Overview
Glean supports crawling and indexing Salesforce Files, allowing users to find and question file content directly in Glean Search and Assistant. The connector respects all Salesforce permissions, ensuring users can only see the files they are authorized to access.Prerequisites
- Verify the Salesforce admin account has the Query All Files permission.
- Ensure your Salesforce connector is set up per the Salesforce Connector Overview.
Quick Start Checklist
- Authorize the connector with a Salesforce admin account.
- Add
ContentDocument
to the list of objects to crawl. - Enter the custom login domain during setup, if your Salesforce org uses a custom login domain (for example, a sandbox).
- Validate the setup by searching for a known file in Glean after the crawl is complete.
How it Works
The Glean connector crawls Salesforce Files, which are represented by the ContentDocument object. This process follows the connector’s standard crawl behavior and limits.What Gets Indexed
- Object:
ContentDocument
. Glean fetches file content through the related ContentVersion record. - File Types (default): PDF, DOCX, TXT, and HTML.
- File Size: Files up to 64 MB are fully indexed for search. Files larger than 64 MB are indexed by their metadata only.
- Unsupported Files: The connector does not support encrypted or compressed files or rich media such as images and videos.
How Permissions Work
A single file can be linked to multiple records (for example, an Opportunity, a Case, and a Contact) via the ContentDocumentLink object. Glean computes the union of permissions from all linked records for that file.- Permissions from indexed records: If a file is linked to multiple records that are indexed by Glean, a user can access the file if they have permission to view any one of those linked records.
- Permissions from non-indexed records: If a file is linked to a record that Glean does not index (e.g., a custom object not in the crawl list), the permissions from that specific link will not be applied.
Setup
To enable Salesforce document attachments, follow these steps in the Glean Admin Console.- In Glean Admin, navigate to your Salesforce data source and open the Setup tab.
- In the list of Salesforce objects to be crawled, add ContentDocument.
- Note: Do not add ContentDocumentLink to the list; it is used internally by Glean for permission resolution. The Attachment object is a legacy object and is not recommended for new setups.
- If your organization uses a sandbox or a non-standard login endpoint, set the optional custom login domain.
- Click Authorize and complete the OAuth flow using a Salesforce admin account that has the Query All Files permission.

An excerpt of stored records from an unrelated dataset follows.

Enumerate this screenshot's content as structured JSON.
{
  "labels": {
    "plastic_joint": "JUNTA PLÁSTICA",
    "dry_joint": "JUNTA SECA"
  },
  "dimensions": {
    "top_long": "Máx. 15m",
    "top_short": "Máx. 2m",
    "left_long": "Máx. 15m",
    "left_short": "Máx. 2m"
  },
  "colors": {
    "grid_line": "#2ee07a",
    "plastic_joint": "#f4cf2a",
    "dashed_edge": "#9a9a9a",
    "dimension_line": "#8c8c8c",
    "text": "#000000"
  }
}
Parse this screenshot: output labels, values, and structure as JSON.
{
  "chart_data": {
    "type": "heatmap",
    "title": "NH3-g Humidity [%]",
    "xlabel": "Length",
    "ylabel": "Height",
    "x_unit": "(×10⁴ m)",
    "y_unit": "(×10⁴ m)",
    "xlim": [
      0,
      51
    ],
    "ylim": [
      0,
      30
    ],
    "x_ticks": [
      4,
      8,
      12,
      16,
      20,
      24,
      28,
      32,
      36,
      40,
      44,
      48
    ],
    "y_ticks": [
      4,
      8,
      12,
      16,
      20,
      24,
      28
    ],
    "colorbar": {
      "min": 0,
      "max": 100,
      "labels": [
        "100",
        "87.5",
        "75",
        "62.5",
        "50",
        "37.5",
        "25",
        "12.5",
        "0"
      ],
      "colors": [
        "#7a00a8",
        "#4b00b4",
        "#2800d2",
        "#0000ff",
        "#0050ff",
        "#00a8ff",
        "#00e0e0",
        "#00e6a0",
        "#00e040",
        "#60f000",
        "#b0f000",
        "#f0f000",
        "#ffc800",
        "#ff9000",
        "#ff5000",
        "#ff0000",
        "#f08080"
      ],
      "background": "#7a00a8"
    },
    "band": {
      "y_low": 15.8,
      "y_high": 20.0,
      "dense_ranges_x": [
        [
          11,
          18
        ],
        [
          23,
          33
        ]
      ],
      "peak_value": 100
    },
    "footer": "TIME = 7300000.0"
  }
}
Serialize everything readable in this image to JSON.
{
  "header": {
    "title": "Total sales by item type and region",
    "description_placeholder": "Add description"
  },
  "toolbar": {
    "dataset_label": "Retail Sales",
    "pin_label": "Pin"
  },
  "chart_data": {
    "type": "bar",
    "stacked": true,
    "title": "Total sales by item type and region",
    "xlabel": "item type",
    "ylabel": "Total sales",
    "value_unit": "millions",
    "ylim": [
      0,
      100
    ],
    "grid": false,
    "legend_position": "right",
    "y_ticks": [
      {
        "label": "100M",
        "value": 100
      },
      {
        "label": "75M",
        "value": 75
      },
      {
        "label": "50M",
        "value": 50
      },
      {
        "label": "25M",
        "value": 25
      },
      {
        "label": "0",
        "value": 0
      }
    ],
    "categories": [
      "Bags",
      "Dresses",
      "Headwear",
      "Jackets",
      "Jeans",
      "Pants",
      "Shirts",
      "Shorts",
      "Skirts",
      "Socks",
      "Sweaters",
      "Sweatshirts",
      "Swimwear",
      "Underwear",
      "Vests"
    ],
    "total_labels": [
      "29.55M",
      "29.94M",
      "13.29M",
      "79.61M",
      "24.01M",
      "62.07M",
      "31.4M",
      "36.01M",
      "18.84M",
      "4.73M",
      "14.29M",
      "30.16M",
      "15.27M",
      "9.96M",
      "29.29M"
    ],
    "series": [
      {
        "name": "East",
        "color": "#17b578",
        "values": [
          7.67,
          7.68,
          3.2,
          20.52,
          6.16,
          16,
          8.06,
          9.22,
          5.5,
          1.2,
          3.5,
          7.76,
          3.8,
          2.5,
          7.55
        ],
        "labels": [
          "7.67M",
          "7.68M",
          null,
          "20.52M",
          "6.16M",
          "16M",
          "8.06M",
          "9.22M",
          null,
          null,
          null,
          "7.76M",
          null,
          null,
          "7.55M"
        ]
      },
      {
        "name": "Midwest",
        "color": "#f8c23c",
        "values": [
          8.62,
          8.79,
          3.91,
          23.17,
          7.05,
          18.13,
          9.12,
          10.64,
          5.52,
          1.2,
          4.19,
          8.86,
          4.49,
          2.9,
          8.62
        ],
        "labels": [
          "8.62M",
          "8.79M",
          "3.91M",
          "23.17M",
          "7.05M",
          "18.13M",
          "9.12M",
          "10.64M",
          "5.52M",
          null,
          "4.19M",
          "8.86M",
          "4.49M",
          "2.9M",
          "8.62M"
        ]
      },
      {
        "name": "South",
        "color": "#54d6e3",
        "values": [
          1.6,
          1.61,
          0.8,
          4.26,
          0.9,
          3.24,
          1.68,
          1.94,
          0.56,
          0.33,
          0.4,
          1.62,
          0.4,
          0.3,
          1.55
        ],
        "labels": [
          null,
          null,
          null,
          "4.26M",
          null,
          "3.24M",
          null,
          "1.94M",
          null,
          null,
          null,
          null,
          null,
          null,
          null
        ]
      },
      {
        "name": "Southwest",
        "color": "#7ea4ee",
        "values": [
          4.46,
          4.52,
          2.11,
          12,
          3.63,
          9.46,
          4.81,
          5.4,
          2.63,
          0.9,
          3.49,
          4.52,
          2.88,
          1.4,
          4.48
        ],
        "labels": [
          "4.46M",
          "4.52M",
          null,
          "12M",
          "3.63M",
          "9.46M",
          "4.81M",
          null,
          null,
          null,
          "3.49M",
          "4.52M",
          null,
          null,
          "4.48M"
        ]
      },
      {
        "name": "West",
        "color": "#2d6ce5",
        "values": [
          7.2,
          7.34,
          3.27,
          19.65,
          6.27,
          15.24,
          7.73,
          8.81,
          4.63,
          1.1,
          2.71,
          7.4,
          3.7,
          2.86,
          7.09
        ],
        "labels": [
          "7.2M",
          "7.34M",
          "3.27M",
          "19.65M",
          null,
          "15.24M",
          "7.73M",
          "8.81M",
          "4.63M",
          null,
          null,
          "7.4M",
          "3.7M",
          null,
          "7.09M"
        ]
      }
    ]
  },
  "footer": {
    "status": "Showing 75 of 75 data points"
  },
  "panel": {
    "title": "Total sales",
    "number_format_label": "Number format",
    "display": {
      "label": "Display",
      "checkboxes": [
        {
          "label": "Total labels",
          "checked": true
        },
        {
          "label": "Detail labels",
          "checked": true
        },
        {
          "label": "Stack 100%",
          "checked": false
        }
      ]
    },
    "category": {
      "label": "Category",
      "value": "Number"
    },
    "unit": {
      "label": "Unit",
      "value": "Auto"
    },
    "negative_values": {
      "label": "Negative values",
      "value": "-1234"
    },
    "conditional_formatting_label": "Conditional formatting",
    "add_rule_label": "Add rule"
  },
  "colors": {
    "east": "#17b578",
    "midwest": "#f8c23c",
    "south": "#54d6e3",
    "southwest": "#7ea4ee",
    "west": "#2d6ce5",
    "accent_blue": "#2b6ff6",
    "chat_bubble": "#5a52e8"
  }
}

- Click Save to save the changes. The connector will begin to crawl the ContentDocument objects.

FAQs
Why don’t I see ContentDocument in the object picker?
Why don’t I see ContentDocument in the object picker?
Ensure the service account used for authorization has access to the object in Salesforce.
I see files but not their text content. Why??
I see files but not their text content. Why??
Confirm that the file is 64 MB or smaller and is not an unsupported file type (e.g., encrypted or compressed).
Do files linked from custom objects work??
Do files linked from custom objects work??
Yes. Files are indexed via ContentDocument and permissioned via ContentDocumentLink, regardless of whether the custom object is indexed. Permissions are only applied from records that Glean is configured to crawl.
What if I have transcripts in JSON format?
What if I have transcripts in JSON format?
You can enable support for JSON files by adding json to the allowed file extensions in the Glean Admin settings. JSON content will be indexed as plain text without schema-aware parsing and are not enabled by default.